A while ago I decided that I was tired of spending a ton of money on granola bars that were loaded with ingredients that I didn't want my kids eating. Sugar was the main deterrent for me, but I've been trying to cut out preservatives and artificial anything, as well.
After trying a few different recipes, I finally found one that I liked with minimal tweaking on ingredients. I love the versatility of the recipe because I have added different ingredients so it's not always the same, boring granola bar. The result is delicious!!
Some variations we have tried and loved include:
1/2 C crunchy peanut butter (this makes a denser granola bar)
1/2 C Chocolate chip/peanut butter chip mix
1/2 C shredded coconut
1/2 C raisins
You can view the original recipe here: (Note - I omit the sliced almonds and use quick oats. If you don't have wheat germ on-hand, you can substitute an additional 1/2 C of quick oats - or use the suggestion at the bottom of the recipe to grind 1/2 C of quick oats.)
Ingredients
2 cups rolled oats
½ cup wheat germ
1 cup sliced almonds
½ cup of semi- or bitter-sweet chips or chunks (about 3 ounces)

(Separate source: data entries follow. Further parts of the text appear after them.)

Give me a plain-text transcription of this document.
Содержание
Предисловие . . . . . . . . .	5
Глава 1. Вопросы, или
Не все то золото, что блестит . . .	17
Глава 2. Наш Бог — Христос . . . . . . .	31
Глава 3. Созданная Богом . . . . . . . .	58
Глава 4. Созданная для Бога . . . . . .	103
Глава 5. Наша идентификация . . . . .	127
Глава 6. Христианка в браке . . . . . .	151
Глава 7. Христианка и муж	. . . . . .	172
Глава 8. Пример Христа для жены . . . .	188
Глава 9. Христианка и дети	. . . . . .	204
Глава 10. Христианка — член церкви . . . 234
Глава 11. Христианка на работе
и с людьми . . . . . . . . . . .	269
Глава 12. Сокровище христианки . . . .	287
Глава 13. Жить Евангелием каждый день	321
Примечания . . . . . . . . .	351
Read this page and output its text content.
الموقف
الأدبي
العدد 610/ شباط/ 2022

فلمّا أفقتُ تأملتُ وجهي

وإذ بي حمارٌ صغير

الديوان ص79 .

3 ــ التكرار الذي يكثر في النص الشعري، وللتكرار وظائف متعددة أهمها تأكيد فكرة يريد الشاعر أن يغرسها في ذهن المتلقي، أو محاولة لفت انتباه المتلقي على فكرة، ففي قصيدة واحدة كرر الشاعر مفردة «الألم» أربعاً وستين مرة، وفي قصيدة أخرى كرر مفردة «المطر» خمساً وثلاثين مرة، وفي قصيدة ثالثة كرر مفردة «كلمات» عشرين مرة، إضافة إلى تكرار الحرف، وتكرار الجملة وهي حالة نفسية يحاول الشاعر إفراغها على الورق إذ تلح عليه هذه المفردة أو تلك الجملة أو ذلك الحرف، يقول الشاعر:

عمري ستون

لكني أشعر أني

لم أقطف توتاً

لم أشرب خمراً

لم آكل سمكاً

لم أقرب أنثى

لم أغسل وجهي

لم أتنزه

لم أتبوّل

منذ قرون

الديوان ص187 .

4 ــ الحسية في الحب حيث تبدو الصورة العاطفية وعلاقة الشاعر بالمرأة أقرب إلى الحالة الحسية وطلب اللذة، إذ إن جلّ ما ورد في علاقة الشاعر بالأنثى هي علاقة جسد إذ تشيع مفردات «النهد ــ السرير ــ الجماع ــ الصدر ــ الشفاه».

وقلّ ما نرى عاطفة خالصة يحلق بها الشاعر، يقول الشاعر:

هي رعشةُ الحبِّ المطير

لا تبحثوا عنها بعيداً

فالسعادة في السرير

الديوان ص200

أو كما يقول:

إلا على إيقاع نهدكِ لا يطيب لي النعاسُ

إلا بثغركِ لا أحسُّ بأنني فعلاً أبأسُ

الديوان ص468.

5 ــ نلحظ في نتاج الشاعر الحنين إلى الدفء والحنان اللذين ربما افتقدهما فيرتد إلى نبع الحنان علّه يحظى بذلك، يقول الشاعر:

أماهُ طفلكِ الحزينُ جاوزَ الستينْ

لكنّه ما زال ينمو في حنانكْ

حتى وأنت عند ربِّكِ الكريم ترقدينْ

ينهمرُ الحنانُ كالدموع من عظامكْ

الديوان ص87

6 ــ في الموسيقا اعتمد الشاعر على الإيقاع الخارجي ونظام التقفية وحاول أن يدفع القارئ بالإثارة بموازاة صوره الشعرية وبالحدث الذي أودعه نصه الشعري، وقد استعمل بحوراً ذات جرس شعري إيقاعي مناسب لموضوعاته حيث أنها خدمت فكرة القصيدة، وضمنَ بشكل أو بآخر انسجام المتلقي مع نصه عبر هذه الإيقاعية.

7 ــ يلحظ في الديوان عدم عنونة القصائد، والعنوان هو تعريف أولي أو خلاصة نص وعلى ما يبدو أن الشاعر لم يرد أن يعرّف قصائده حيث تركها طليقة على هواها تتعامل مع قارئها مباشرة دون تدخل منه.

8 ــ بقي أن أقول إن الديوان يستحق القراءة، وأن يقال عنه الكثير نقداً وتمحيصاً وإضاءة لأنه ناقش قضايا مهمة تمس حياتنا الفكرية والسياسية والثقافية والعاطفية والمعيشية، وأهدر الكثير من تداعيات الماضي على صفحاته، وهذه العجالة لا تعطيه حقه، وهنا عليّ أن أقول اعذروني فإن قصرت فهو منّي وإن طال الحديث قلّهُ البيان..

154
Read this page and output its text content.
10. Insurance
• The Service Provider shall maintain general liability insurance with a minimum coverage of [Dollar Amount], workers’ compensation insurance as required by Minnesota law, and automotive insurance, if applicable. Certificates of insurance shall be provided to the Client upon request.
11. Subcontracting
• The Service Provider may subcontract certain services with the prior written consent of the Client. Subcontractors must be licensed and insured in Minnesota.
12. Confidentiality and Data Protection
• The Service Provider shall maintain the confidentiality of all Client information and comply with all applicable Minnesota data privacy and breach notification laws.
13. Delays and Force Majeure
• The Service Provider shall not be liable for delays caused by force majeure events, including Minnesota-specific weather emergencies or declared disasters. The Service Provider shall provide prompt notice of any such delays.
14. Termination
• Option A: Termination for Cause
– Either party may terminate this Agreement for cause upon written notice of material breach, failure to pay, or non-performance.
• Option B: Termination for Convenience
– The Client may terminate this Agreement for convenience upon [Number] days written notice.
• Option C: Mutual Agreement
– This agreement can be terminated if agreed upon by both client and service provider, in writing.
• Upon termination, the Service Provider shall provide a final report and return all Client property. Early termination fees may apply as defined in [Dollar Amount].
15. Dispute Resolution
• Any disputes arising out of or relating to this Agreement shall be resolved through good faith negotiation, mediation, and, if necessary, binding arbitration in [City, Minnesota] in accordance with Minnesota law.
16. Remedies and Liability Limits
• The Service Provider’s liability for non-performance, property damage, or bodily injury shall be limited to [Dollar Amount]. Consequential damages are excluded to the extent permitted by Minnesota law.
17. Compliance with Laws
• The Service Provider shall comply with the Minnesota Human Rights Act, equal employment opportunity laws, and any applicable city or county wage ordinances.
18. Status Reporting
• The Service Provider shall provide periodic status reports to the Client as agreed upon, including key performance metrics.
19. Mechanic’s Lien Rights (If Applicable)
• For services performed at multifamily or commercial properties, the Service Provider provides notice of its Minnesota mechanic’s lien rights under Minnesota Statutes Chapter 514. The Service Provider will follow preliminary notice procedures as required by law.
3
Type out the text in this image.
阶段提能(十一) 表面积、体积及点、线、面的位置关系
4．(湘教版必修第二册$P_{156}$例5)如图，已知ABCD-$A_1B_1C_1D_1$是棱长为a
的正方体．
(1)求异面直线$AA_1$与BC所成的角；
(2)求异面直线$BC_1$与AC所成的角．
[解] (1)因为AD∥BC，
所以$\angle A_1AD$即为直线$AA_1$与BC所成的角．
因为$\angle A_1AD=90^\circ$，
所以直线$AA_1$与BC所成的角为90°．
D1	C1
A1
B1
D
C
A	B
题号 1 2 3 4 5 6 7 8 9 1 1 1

½ cup dried cranberries or cherries
1 can (14 ounces) sweetened condensed milk
Adjust oven rack to lower-middle position and preheat oven to 325 degrees. Grease a 9-square-inch baking pan with vegetable cooking spray. For bars’ easy removal, line pan bottom up the two sides with a 9- by 18-inch strip of heavy-duty foil. Grease foil with vegetable cooking spray.
Mix all ingredients in a medium bowl. Turn into prepared pan and pat down until firmly packed. Bake until golden brown about 30 minutes. Cool to room temperature and put pan in freezer.
When firm, use foil handles to remove bars from pan. Remove foil and use a long, sharp knife to cut bar into 16 1- by 4-inch bars. Can be stored in an airtight container up to 1 week or frozen.